Integrative single-cell RNA-seq and ATAC-seq profiling identifies NTN5⁺LSAMP⁺ myoblasts as mediators of impaired embryonic myogenesis

Prenatal myogenesis establishes the cellular and regulatory framework that determines postnatal muscle mass and contractile performance, and represents a critical period for elucidating mechanisms underlying developmental myopathies and impaired fetal growth. In this study, integrated single-cell transcriptomic and chromatin accessibility profiling was applied to compare the regulatory landscapes between growth-restricted and normal porcine embryonic somites. This analysis uncovered a distinct pathogenic myoblast population characterized by co-expression of netrin-5 (NTN5) and limbic system-associated membrane protein (LSAMP), markedly enriched in growth-restricted embryos. These NTN5⁺LSAMP⁺ myoblasts exhibited a cell-autonomous differentiation blockade accompanied by coordinated epigenetic and metabolic dysregulation. Chromatin landscapes revealed sustained accessibility at the cytoskeletal regulator tropomyosin-3 (TPM3), suppressed accessibility at the muscle-specific actin depolymerization factor cofilin-2 (CFL2), and transcriptional programs consistent with impaired glycolytic flux.
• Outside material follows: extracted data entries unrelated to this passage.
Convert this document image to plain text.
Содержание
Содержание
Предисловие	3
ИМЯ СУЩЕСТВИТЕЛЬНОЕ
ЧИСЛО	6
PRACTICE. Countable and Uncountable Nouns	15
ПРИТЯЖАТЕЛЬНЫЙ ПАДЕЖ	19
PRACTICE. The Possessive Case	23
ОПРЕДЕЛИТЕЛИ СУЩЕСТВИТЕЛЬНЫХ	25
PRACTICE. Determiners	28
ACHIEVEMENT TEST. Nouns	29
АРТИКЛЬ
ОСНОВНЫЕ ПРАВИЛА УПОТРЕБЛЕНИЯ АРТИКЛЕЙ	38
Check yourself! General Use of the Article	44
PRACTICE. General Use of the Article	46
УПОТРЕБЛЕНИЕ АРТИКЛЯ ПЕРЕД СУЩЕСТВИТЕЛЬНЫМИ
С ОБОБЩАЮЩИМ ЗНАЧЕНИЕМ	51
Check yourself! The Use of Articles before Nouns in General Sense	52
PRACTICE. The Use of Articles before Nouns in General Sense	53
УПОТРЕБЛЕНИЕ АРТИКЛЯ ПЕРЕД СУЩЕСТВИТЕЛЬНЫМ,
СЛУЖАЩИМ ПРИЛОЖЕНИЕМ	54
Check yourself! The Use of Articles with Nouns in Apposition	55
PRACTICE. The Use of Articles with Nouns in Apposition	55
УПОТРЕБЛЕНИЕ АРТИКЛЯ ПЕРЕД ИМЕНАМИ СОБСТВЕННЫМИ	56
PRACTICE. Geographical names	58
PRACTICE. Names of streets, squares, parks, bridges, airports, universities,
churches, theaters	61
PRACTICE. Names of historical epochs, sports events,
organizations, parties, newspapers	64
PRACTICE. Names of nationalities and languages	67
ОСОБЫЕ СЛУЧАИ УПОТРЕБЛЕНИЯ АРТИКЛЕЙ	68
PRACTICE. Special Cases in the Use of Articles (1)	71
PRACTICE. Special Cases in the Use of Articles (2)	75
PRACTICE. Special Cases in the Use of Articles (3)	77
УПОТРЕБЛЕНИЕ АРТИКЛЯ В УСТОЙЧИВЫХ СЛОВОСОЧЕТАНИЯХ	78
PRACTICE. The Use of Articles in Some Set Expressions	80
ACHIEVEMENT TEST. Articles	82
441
Perturbation of the Hippo/TGF-β signaling pathway, together with disrupted ligand–receptor interactions, exacerbated the differentiation arrest. Reconstruction of a multi-omics regulatory network delineated the mechanisms underlying aberrant embryonic myogenesis, identifying NTN5 and LSAMP as key regulators of porcine skeletal muscle development. Collectively, these findings define mechanistic determinants of impaired fetal myogenesis and provide candidate targets for therapeutic intervention in growth restriction as well as molecular strategies for optimizing muscle accretion in livestock.